Julia Margaret Cameron réfute ainsi une conception trop dogmatique de la photographie. De par son parcours, elle est une femme un peu excentrique affranchie des règles de sa classe ; aristocrate par sa mère française, elle naît à Calcutta où son anglais de père est employé de la Compagnie britannique des Indes orientales. Élevée en France puis en Angleterre avant de revenir en Inde, elle épouse un juriste de vingt ans son ainé et s’établit à Ceylan. Alors mère d’une famille nombreuse, elle rentre à Londres quand son mari est mis à la retraite pour s’établir sur l’île de Wight. Avant de repartir définitivement pour Ceylan. Bourlingueuse, elle fréquente les milieux artistiques de son époque, sans s’attacher aux privilèges de sa classe sociale ; elle tire le portrait des poètes et des fermiers, des jeunes filles de bonne famille et de ses femmes de chambre, des membres de son clan comme des orphelines qu’elle a adoptées, des Anglais bon teint et des Ceylanais qui travaillent dans ses plantations de café.

La photographe, portée par son extrême sensibilité, noue avec son objectif un lien presque organique, comme un prolongement d’elle-même. Julia Margaret Cameron, qui se voue tout entière à son activité, a transformé deux espaces de sa maison en chambre noire et en atelier. Sa vigueur créatrice s’inscrit dans sa vie quotidienne, son domaine privé, son cercle de connaissances ; les paysages anglais, les beautés de l’île de Wight, les paysages de Ceylan sont exclus de son travail, focalisé sur les visages de ses proches. Cameron est aussi une femme profondément pieuse, versée dans l’iconographie religieuse, qui cherche certainement à transcender l’enveloppe corporelle pour capturer la grandeur intérieure de la personne. La photographe multiplie les Madones, Vierges à l’enfant, Piétas, dont le principal modèle n’est autre souvent que sa propre femme de chambre, qu’elle habille de drapés et de voiles. Si elle immortalise les figures masculines de son époque (Tennyson, Longfellow, Darwin, Herschel…), Cameron privilégie les femmes et les enfants, en empruntant à la fois aux grands maîtres de la peinture italienne et hollandaise, et aux mythes de la littérature : Raphaël, Rembrandt, les putti de la Renaissance, sont des sources revendiquées d’inspiration. Mais c’est avec les préraphaélites que Julia Margaret Cameron partage ses exigences artistiques ; dans ses portraits de femmes aux imposantes chevelures et aux visages mélancoliques, elle glorifie les beautés recueillies et élégiaques. Aucun sourire, aucune séduction mais une quête d’idéal et de pureté où règne une perceptible vibration émotionnelle.

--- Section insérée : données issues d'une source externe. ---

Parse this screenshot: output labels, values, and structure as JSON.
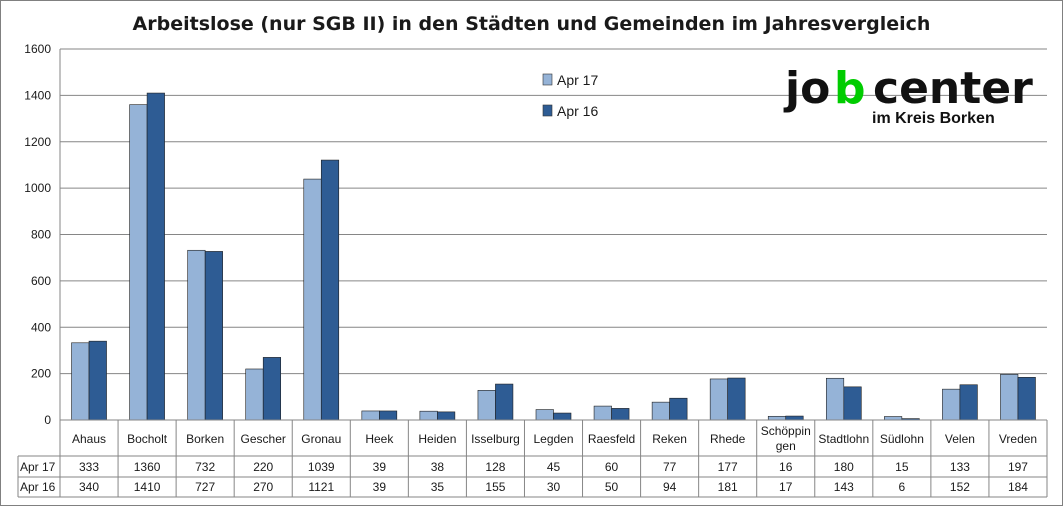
{
  "colors": {
    "series_1": "#95b3d7",
    "series_2": "#2e5c94",
    "grid": "#868686",
    "logo_green": "#00cc00",
    "logo_black": "#111111"
  },
  "logo": {
    "word_left": "jo",
    "word_mid": "b",
    "word_right": "center",
    "subtitle": "im Kreis Borken"
  },
  "chart_data": {
    "type": "bar",
    "title": "Arbeitslose (nur SGB II) in den Städten und Gemeinden im Jahresvergleich",
    "xlabel": "",
    "ylabel": "",
    "ylim": [
      0,
      1600
    ],
    "yticks": [
      "0",
      "200",
      "400",
      "600",
      "800",
      "1000",
      "1200",
      "1400",
      "1600"
    ],
    "grid": true,
    "legend_position": "top-right",
    "categories": [
      "Ahaus",
      "Bocholt",
      "Borken",
      "Gescher",
      "Gronau",
      "Heek",
      "Heiden",
      "Isselburg",
      "Legden",
      "Raesfeld",
      "Reken",
      "Rhede",
      "Schöppingen",
      "Stadtlohn",
      "Südlohn",
      "Velen",
      "Vreden"
    ],
    "category_lines": [
      [
        "Ahaus"
      ],
      [
        "Bocholt"
      ],
      [
        "Borken"
      ],
      [
        "Gescher"
      ],
      [
        "Gronau"
      ],
      [
        "Heek"
      ],
      [
        "Heiden"
      ],
      [
        "Isselburg"
      ],
      [
        "Legden"
      ],
      [
        "Raesfeld"
      ],
      [
        "Reken"
      ],
      [
        "Rhede"
      ],
      [
        "Schöppin",
        "gen"
      ],
      [
        "Stadtlohn"
      ],
      [
        "Südlohn"
      ],
      [
        "Velen"
      ],
      [
        "Vreden"
      ]
    ],
    "series": [
      {
        "name": "Apr 17",
        "values": [
          333,
          1360,
          732,
          220,
          1039,
          39,
          38,
          128,
          45,
          60,
          77,
          177,
          16,
          180,
          15,
          133,
          197
        ]
      },
      {
        "name": "Apr 16",
        "values": [
          340,
          1410,
          727,
          270,
          1121,
          39,
          35,
          155,
          30,
          50,
          94,
          181,
          17,
          143,
          6,
          152,
          184
        ]
      }
    ]
  }
}
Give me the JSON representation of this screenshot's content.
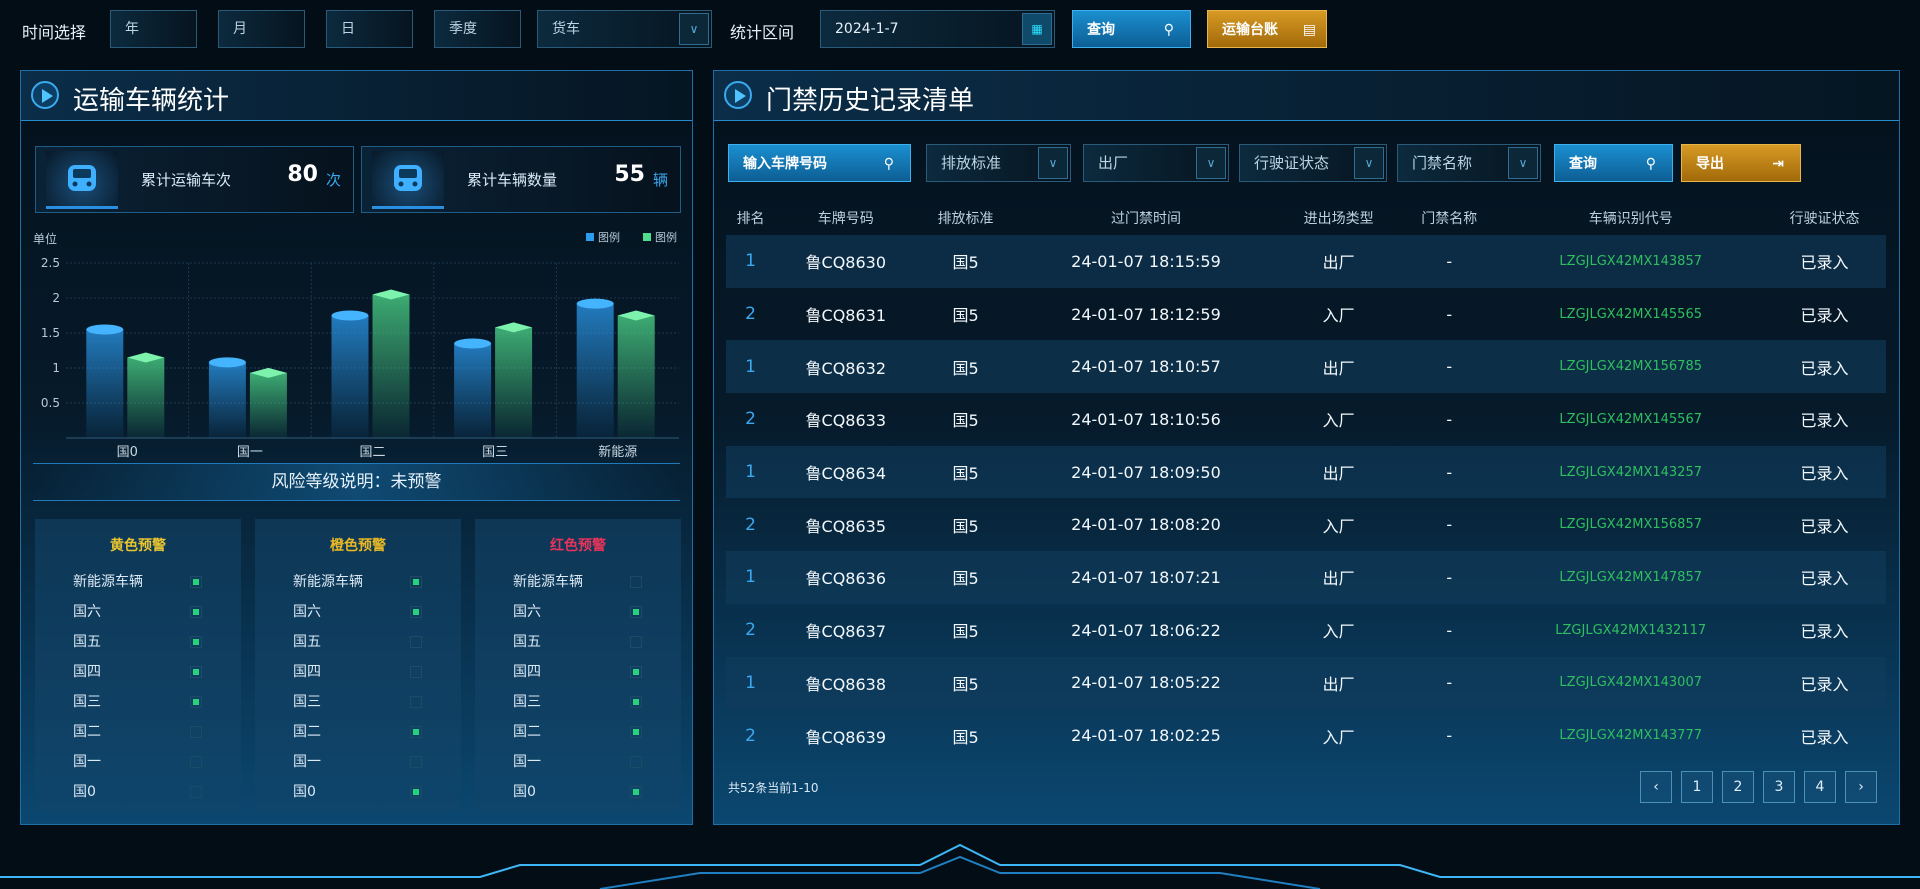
{
  "topbar": {
    "time_label": "时间选择",
    "year": "年",
    "month": "月",
    "day": "日",
    "quarter": "季度",
    "vehicle_type": "货车",
    "range_label": "统计区间",
    "date_value": "2024-1-7",
    "query": "查询",
    "ledger": "运输台账"
  },
  "left": {
    "title": "运输车辆统计",
    "stats": [
      {
        "label": "累计运输车次",
        "value": "80",
        "unit": "次"
      },
      {
        "label": "累计车辆数量",
        "value": "55",
        "unit": "辆"
      }
    ],
    "risk_label": "风险等级说明：未预警",
    "levels": [
      {
        "title": "黄色预警",
        "color": "#e8c430",
        "items": [
          {
            "name": "新能源车辆",
            "on": true
          },
          {
            "name": "国六",
            "on": true
          },
          {
            "name": "国五",
            "on": true
          },
          {
            "name": "国四",
            "on": true
          },
          {
            "name": "国三",
            "on": true
          },
          {
            "name": "国二",
            "on": false
          },
          {
            "name": "国一",
            "on": false
          },
          {
            "name": "国0",
            "on": false
          }
        ]
      },
      {
        "title": "橙色预警",
        "color": "#e8b825",
        "items": [
          {
            "name": "新能源车辆",
            "on": true
          },
          {
            "name": "国六",
            "on": true
          },
          {
            "name": "国五",
            "on": false
          },
          {
            "name": "国四",
            "on": false
          },
          {
            "name": "国三",
            "on": false
          },
          {
            "name": "国二",
            "on": true
          },
          {
            "name": "国一",
            "on": false
          },
          {
            "name": "国0",
            "on": true
          }
        ]
      },
      {
        "title": "红色预警",
        "color": "#e8335a",
        "items": [
          {
            "name": "新能源车辆",
            "on": false
          },
          {
            "name": "国六",
            "on": true
          },
          {
            "name": "国五",
            "on": false
          },
          {
            "name": "国四",
            "on": true
          },
          {
            "name": "国三",
            "on": true
          },
          {
            "name": "国二",
            "on": true
          },
          {
            "name": "国一",
            "on": false
          },
          {
            "name": "国0",
            "on": true
          }
        ]
      }
    ]
  },
  "chart_data": {
    "type": "bar",
    "ylabel": "单位",
    "categories": [
      "国0",
      "国一",
      "国二",
      "国三",
      "新能源"
    ],
    "ylim": [
      0,
      2.5
    ],
    "yticks": [
      "0.5",
      "1",
      "1.5",
      "2",
      "2.5"
    ],
    "grid": true,
    "legend_position": "top-right",
    "series": [
      {
        "name": "图例",
        "color": "#2c9cf0",
        "values": [
          1.55,
          1.08,
          1.75,
          1.35,
          1.92
        ]
      },
      {
        "name": "图例",
        "color": "#4fdc8c",
        "values": [
          1.15,
          0.93,
          2.05,
          1.58,
          1.75
        ]
      }
    ]
  },
  "right": {
    "title": "门禁历史记录清单",
    "filters": {
      "plate_placeholder": "输入车牌号码",
      "emission": "排放标准",
      "direction": "出厂",
      "license": "行驶证状态",
      "gate": "门禁名称",
      "query": "查询",
      "export": "导出"
    },
    "columns": [
      "排名",
      "车牌号码",
      "排放标准",
      "过门禁时间",
      "进出场类型",
      "门禁名称",
      "车辆识别代号",
      "行驶证状态"
    ],
    "rows": [
      [
        "1",
        "鲁CQ8630",
        "国5",
        "24-01-07 18:15:59",
        "出厂",
        "-",
        "LZGJLGX42MX143857",
        "已录入"
      ],
      [
        "2",
        "鲁CQ8631",
        "国5",
        "24-01-07 18:12:59",
        "入厂",
        "-",
        "LZGJLGX42MX145565",
        "已录入"
      ],
      [
        "1",
        "鲁CQ8632",
        "国5",
        "24-01-07 18:10:57",
        "出厂",
        "-",
        "LZGJLGX42MX156785",
        "已录入"
      ],
      [
        "2",
        "鲁CQ8633",
        "国5",
        "24-01-07 18:10:56",
        "入厂",
        "-",
        "LZGJLGX42MX145567",
        "已录入"
      ],
      [
        "1",
        "鲁CQ8634",
        "国5",
        "24-01-07 18:09:50",
        "出厂",
        "-",
        "LZGJLGX42MX143257",
        "已录入"
      ],
      [
        "2",
        "鲁CQ8635",
        "国5",
        "24-01-07 18:08:20",
        "入厂",
        "-",
        "LZGJLGX42MX156857",
        "已录入"
      ],
      [
        "1",
        "鲁CQ8636",
        "国5",
        "24-01-07 18:07:21",
        "出厂",
        "-",
        "LZGJLGX42MX147857",
        "已录入"
      ],
      [
        "2",
        "鲁CQ8637",
        "国5",
        "24-01-07 18:06:22",
        "入厂",
        "-",
        "LZGJLGX42MX1432117",
        "已录入"
      ],
      [
        "1",
        "鲁CQ8638",
        "国5",
        "24-01-07 18:05:22",
        "出厂",
        "-",
        "LZGJLGX42MX143007",
        "已录入"
      ],
      [
        "2",
        "鲁CQ8639",
        "国5",
        "24-01-07 18:02:25",
        "入厂",
        "-",
        "LZGJLGX42MX143777",
        "已录入"
      ]
    ],
    "footer": "共52条当前1-10",
    "pages": [
      "‹",
      "1",
      "2",
      "3",
      "4",
      "›"
    ]
  }
}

L’exposition, qui propose une centaine de clichés de la photographe, se termine sur ses « récits illustrés », mises en scènes intimistes à plusieurs personnages un peu datées, basées sur les pièces de Shakespeare, les poèmes de Tennyson, le cycle arthurien et les tragédies de Goethe… les poses un peu kitch, les costumes et les accessoires en carton-pâte, font aujourd’hui sourire et peinent à susciter l’adhésion. Mais on retiendra les visages lumineux qui irradient, les regards perdus dans le vague, dans un mélange de naïveté et d’étrangeté, de mystère et de regret, loin des artifices de la beauté classique satisfaite.